Il doit se soigner pour sa syphilis et il redoute toutes les infections et pandémies telles que le choléra, la peste, la lèpre, la tuberculose. Maupassant, reconnaît l’efficacité mais aussi la nocivité des médicaments mais il n’en rend pas les pharmaciens responsables. Il n’accuse pas plus les pharmaciens que les savants d’avoir découvert ces médicaments parfois mal employés par les médecins. (Yvette, édition de la Pléiade, t.1). « Les médecins imbéciles ne comptent plus leurs trépassés ; mais les médecins curieux, intelligents et laborieux, les plus redoutables de tous, passent leur vie à expérimenter des médicaments dans le ventre de leurs malades qui crèvent en nombre pour le plus grand bien des suivants [….] mais personne ne se révolte contre les centaines de médecins qui pratiquent à domicile ou dans les hôpitaux l’empoisonnement expérimental. Les hôpitaux ? Qu’est-ce que cela s’il vous plait, sinon de grands établissements de vivisection humaine. Que fait-on là-dedans sinon essayer des remèdes nouveaux, des méthodes nouvelles et des instruments nouveaux sur les misérables, sur les pauvres, sur tous ceux qui vont mourir dans ces charniers publics parce que leur bourse est vide ? » (Gil Blas, 9 juin 1885).

 

Conclusion

Le parti pris de rechercher dans Maupassant la description de ma profession qui ne soit pas une simple caricature m’a éloigné de l’atmosphère d’angoisse qu’il suscite chez certains spécialistes de son œuvre. J’ai retrouvé les traits d’un pharmacien de l’époque qui, comme celui d’aujourd’hui, participe par son attention aux malades à l’éducation sanitaire de la population.

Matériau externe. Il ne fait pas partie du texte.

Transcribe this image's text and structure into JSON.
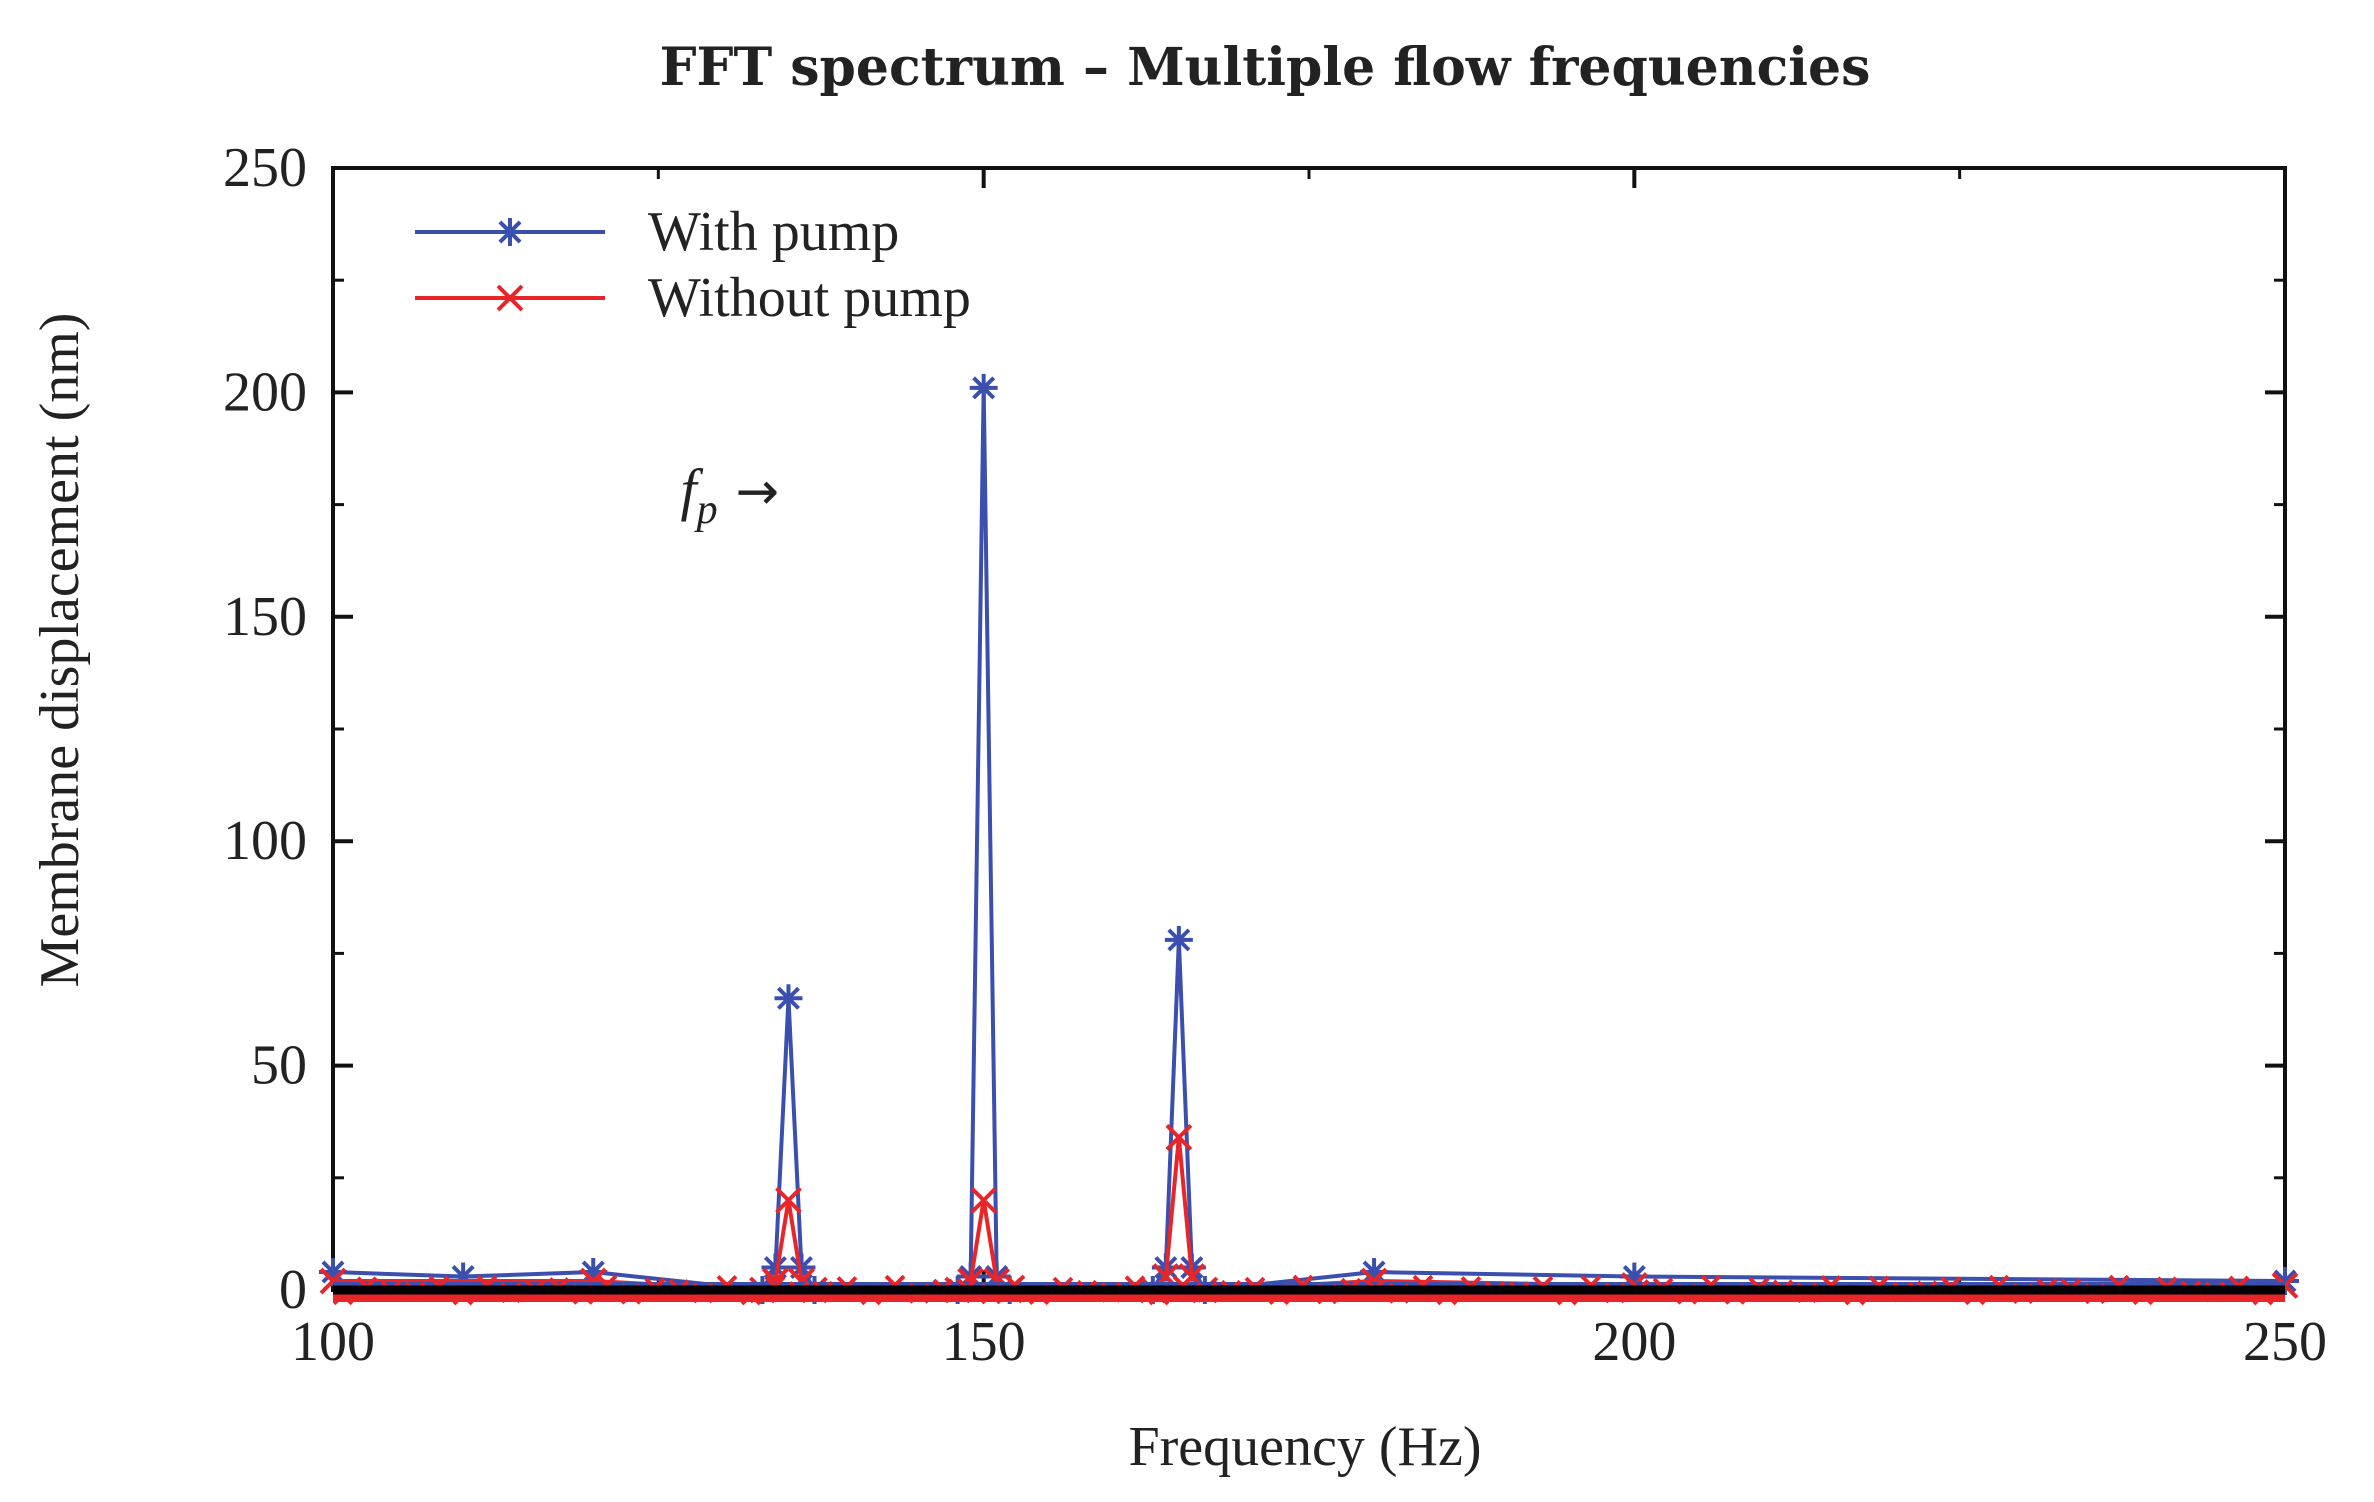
{
  "chart_data": {
    "type": "line",
    "title": "FFT spectrum – Multiple flow frequencies",
    "xlabel": "Frequency (Hz)",
    "ylabel": "Membrane displacement (nm)",
    "xlim": [
      100,
      250
    ],
    "ylim": [
      0,
      250
    ],
    "x_ticks": [
      100,
      150,
      200,
      250
    ],
    "y_ticks": [
      0,
      50,
      100,
      150,
      200,
      250
    ],
    "x_tick_labels": [
      "100",
      "150",
      "200",
      "250"
    ],
    "y_tick_labels": [
      "0",
      "50",
      "100",
      "150",
      "200",
      "250"
    ],
    "legend_position": "top-left",
    "annotation": {
      "text": "f",
      "subscript": "p",
      "arrow": "→",
      "x": 134,
      "y": 178
    },
    "series": [
      {
        "name": "With pump",
        "color": "#3a4fae",
        "marker": "asterisk",
        "points": [
          [
            100,
            4
          ],
          [
            110,
            3
          ],
          [
            120,
            4
          ],
          [
            133,
            0
          ],
          [
            134,
            5
          ],
          [
            135,
            65
          ],
          [
            136,
            5
          ],
          [
            137,
            0
          ],
          [
            148,
            0
          ],
          [
            149,
            3
          ],
          [
            150,
            201
          ],
          [
            151,
            3
          ],
          [
            152,
            0
          ],
          [
            163,
            0
          ],
          [
            164,
            5
          ],
          [
            165,
            78
          ],
          [
            166,
            5
          ],
          [
            167,
            0
          ],
          [
            180,
            4
          ],
          [
            200,
            3
          ],
          [
            250,
            2
          ]
        ]
      },
      {
        "name": "Without pump",
        "color": "#e8262a",
        "marker": "x",
        "points": [
          [
            100,
            2
          ],
          [
            120,
            2
          ],
          [
            133,
            0
          ],
          [
            134,
            2
          ],
          [
            135,
            20
          ],
          [
            136,
            2
          ],
          [
            137,
            0
          ],
          [
            148,
            0
          ],
          [
            149,
            2
          ],
          [
            150,
            20
          ],
          [
            151,
            2
          ],
          [
            152,
            0
          ],
          [
            163,
            0
          ],
          [
            164,
            3
          ],
          [
            165,
            34
          ],
          [
            166,
            3
          ],
          [
            167,
            0
          ],
          [
            180,
            2
          ],
          [
            200,
            1
          ],
          [
            250,
            1
          ]
        ]
      }
    ]
  }
}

Je suis confuse de n’avoir retenu qu’un détail dans l’œuvre de Maupassant alors que les écrivains les plus célèbres, les critiques les plus érudits ont assimilé la profondeur, l’amplitude, la modernité de son œuvre. Pourquoi ai-je eu l’audace de n’y rechercher qu’une image de ma vie professionnelle, la permanence d’un métier, d’un art pharmaceutique ?

Le travail que ce texte m’a demandé a été largement compensé par le plaisir de la découverte d’un auteur prodigieux et qui reste, comme le souligne Gérard Delaisement dans la Modernité de Maupassant, un des écrivains français les plus connus mondialement.

 

Notes

 

* Editions de la Pléïade 1974 avec une préface d’Armand Lanoux ; l’introduction, la chronologie, les notes sont de Louis Forestier Professeur à l’Université Paris Sorbonne

** Soirées de Médan : soirées de 6 auteurs chez Zola à Médan.

Un soir , chez Zola à Paris : «  on se met à évoquer la guerre, la fameuse guerre de 70. Plusieurs des nôtres avaient été volontaires ou moblots.

Tiens, tiens, propose Zola, pourquoi ne ferait-on pas un volume là-dessus, un volume de nouvelles ? » en référence à la préface de Léon Hennique dans les Soirées de Médan en 1930.

***Main donnée par Swinburne à Maupassant qu’il voulut même un temps accrocher à son cordon de sonnette.